The term "Grandry corpuscle" is typically used to describe corpuscles found exclusively in aquatic birds, while the "Merkel corpuscle" has been used to describe similar corpuscles found in non-aquatic birds and other vertebrate species. However, some authors have used the term "Grandry corpuscle" to refer to corpuscles in non-aquatic species. Idé and Munger (1978) pointed out that mammalian Merkel corpuscles are unlike the avian form in that they are slowly adapting and located in the epidermis, whereas avian Grandry and Merkel corpuscles are both fast adapting and found in the dermis.

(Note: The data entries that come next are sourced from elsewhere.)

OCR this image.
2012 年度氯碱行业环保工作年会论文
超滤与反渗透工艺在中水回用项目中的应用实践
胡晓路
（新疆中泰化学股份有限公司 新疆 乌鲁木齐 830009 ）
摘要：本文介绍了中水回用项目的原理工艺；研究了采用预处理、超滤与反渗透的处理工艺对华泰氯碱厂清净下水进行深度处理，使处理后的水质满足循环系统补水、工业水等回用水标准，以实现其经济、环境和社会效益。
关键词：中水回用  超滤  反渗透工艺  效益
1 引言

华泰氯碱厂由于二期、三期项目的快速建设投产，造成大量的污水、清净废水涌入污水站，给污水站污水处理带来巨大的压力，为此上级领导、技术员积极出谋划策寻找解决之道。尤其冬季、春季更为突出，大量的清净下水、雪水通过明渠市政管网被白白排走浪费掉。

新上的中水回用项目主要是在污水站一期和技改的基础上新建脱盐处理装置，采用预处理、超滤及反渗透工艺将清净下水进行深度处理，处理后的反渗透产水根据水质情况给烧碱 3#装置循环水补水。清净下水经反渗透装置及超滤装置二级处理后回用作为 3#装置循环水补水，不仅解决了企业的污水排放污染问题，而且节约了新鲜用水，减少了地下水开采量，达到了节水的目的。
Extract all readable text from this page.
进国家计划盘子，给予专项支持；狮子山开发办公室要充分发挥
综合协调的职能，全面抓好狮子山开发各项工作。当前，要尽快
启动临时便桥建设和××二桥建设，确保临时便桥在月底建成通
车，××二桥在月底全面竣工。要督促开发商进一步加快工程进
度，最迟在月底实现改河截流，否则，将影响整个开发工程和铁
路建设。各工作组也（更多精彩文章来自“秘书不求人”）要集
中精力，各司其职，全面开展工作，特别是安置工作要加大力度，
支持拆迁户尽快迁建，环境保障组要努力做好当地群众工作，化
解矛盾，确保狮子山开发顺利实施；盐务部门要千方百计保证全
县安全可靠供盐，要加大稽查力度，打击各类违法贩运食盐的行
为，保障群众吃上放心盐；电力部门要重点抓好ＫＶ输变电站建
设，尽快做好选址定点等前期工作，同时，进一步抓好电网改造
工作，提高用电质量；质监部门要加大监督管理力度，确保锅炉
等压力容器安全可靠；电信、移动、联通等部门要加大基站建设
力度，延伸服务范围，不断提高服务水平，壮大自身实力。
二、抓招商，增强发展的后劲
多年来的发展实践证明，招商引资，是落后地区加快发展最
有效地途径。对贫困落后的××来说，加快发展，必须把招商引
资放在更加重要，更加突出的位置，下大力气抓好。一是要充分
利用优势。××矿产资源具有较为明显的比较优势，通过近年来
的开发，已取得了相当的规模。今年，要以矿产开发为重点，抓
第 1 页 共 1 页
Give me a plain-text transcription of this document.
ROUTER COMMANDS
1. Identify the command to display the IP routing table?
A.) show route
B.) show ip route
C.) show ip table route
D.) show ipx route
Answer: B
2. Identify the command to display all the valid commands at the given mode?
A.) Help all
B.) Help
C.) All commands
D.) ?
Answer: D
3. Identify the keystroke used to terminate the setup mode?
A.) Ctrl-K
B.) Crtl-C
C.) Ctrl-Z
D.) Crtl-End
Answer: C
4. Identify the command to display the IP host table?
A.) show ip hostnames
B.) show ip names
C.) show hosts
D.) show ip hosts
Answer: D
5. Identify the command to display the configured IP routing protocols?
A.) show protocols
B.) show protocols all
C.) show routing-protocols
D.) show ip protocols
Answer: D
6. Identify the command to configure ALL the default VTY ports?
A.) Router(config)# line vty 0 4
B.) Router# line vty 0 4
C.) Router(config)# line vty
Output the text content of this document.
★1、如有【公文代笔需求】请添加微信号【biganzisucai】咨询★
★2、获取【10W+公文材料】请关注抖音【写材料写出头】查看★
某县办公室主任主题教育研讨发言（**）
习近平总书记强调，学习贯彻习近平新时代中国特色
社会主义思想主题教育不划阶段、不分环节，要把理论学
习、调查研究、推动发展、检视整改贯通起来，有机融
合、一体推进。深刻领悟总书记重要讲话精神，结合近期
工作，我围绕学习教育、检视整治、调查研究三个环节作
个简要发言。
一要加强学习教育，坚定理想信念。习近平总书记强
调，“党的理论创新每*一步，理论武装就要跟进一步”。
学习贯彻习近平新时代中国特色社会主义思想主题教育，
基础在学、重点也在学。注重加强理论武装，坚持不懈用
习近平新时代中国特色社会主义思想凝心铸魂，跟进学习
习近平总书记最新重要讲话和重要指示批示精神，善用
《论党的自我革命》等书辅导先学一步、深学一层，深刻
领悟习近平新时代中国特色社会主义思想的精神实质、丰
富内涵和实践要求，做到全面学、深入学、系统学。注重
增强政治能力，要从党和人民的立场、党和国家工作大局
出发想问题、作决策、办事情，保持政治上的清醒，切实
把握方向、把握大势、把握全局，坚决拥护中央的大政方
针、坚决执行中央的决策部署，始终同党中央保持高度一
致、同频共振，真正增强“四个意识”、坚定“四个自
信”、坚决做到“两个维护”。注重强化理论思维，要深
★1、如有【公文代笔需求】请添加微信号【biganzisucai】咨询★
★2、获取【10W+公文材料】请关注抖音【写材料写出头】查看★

Idé and Munger therefore referred to chicken Merkel cells as Grandry cells and proposed using "Grandry corpuscle" to describe all avian Merkel-like corpuscles, reserving the term Merkel corpuscle for sensory organs found in the epidermis, like in mammals. One problem with this usage is that in mammals and reptiles, Merkel cells are also sometimes found in the dermis.

It was also long believed that Grandry and Merkel cells were species-specific variants of the same cells and did not coexist within any single species. However, despite their similarities, these two cell types can be distinguished from one another based on morphology and size (Grandry cells are much larger than Merkel cells), and Toyoshima (1993) reported Grandry cells and Merkel cells coexisting in the tongue of the domestic duck. This finding suggests that Grandry corpuscles are unique to aquatic birds, while Merkel corpuscles are more general, being found in both avian and non-avian vertebrates.